Y-a-t-il un risque de pénurie de jouets à Noël ?

Pénurie de jouets : Faut-il commencer à s’inquiéter pour Noël ?

CONSOMMATIONLes tensions ne concernent pas tous les produits
Nicolas Raffin

Nicolas Raffin

L'essentiel

  • Comme d’autres secteurs, celui du jouet subit des tensions sur l’approvisionnement.
  • Certains articles pourraient manquer dans les rayons, mais une rupture totale n’est pas envisagée.
  • La dépendance à l’Asie pourrait pousser certains acteurs à rapatrier une partie de leur production.

Après les vélos et les semi-conducteurs, voilà le secteur du jouet frappé à son tour par des risques de pénuries et des ruptures d’approvisionnement, avec une crainte grandissante pour Noël. Mi-septembre, le PDG de Système U expliquait sur Europe 1 qu’il avait une « préoccupation » pour certains produits : « on manque de pièces électroniques pour fabriquer des jouets, mais on manque aussi de transports ».

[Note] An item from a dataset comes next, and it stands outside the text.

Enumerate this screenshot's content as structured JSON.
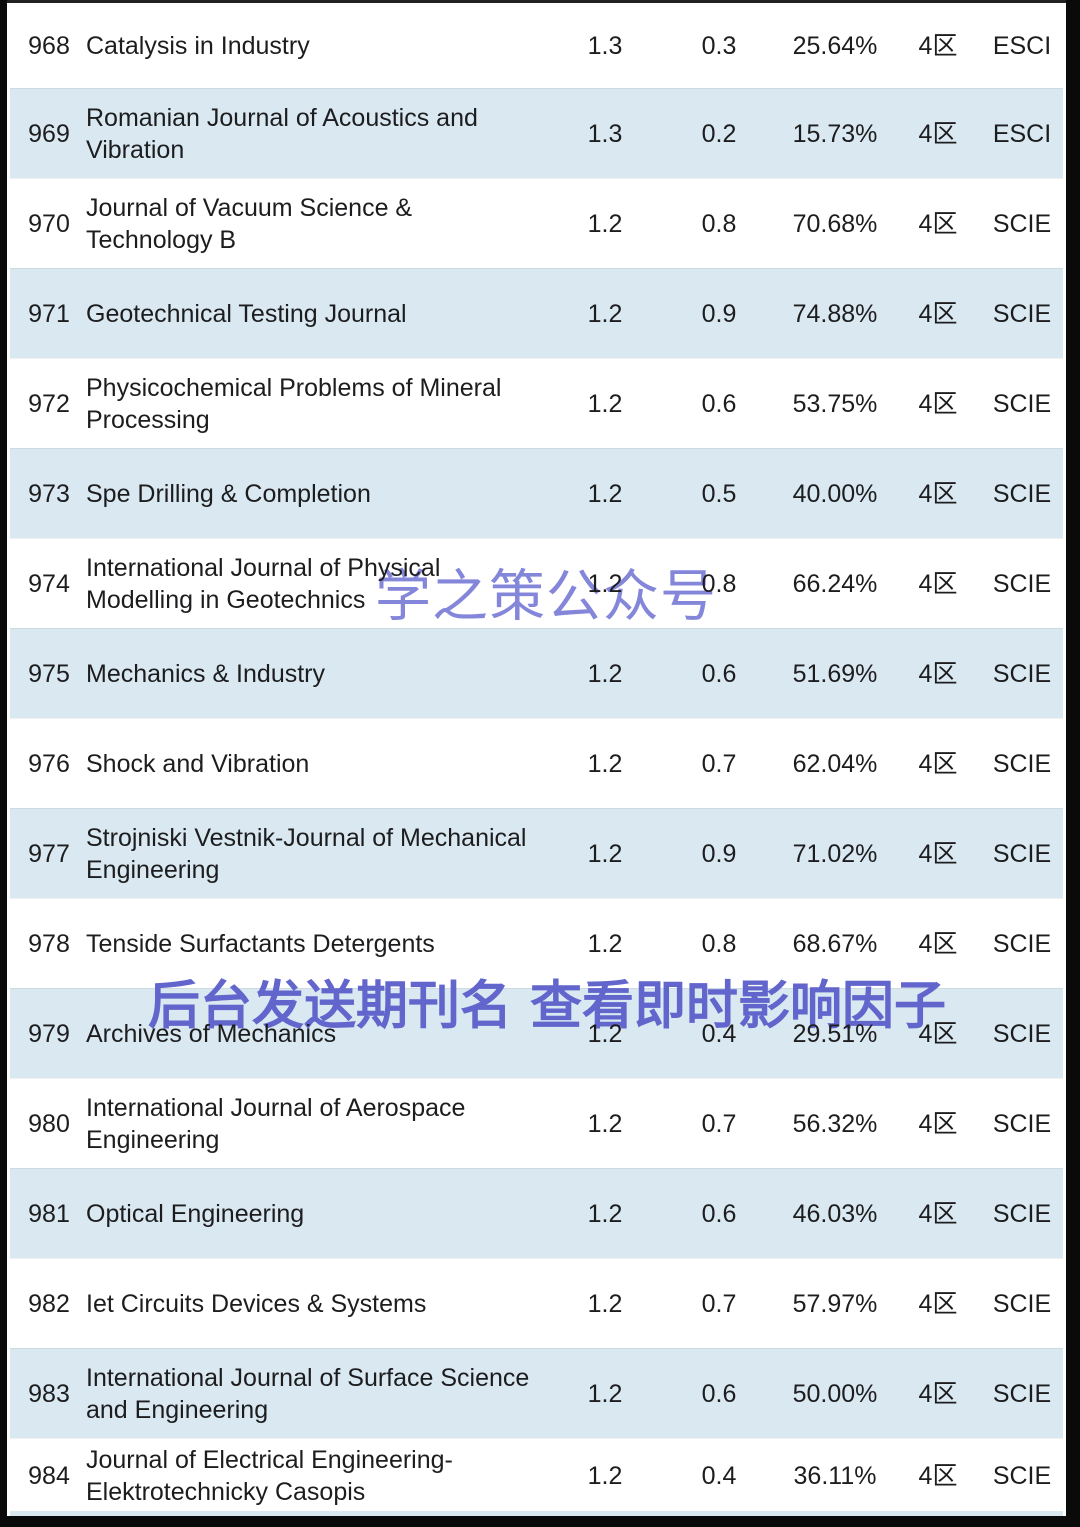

En une phrase, le dirigeant a résumé les problèmes auxquels doit faire face, comme beaucoup d’autres, le secteur du jouet. D’une part, une tension sur les composants et les matières premières – bois, plastique – nécessaires à la fabrication des figurines, des pistolets factices ou encore des tables d’activité. Avec la reprise économique, chaque entreprise, chaque continent, veut s’approvisionner le plus vite possible. Mais la capacité de production, mise à mal par le Covid-19, ne suit pas toujours le rythme. En conséquence, les prix s’envolent : le coût de certains plastiques a plus que doublé entre 2020 et 2021.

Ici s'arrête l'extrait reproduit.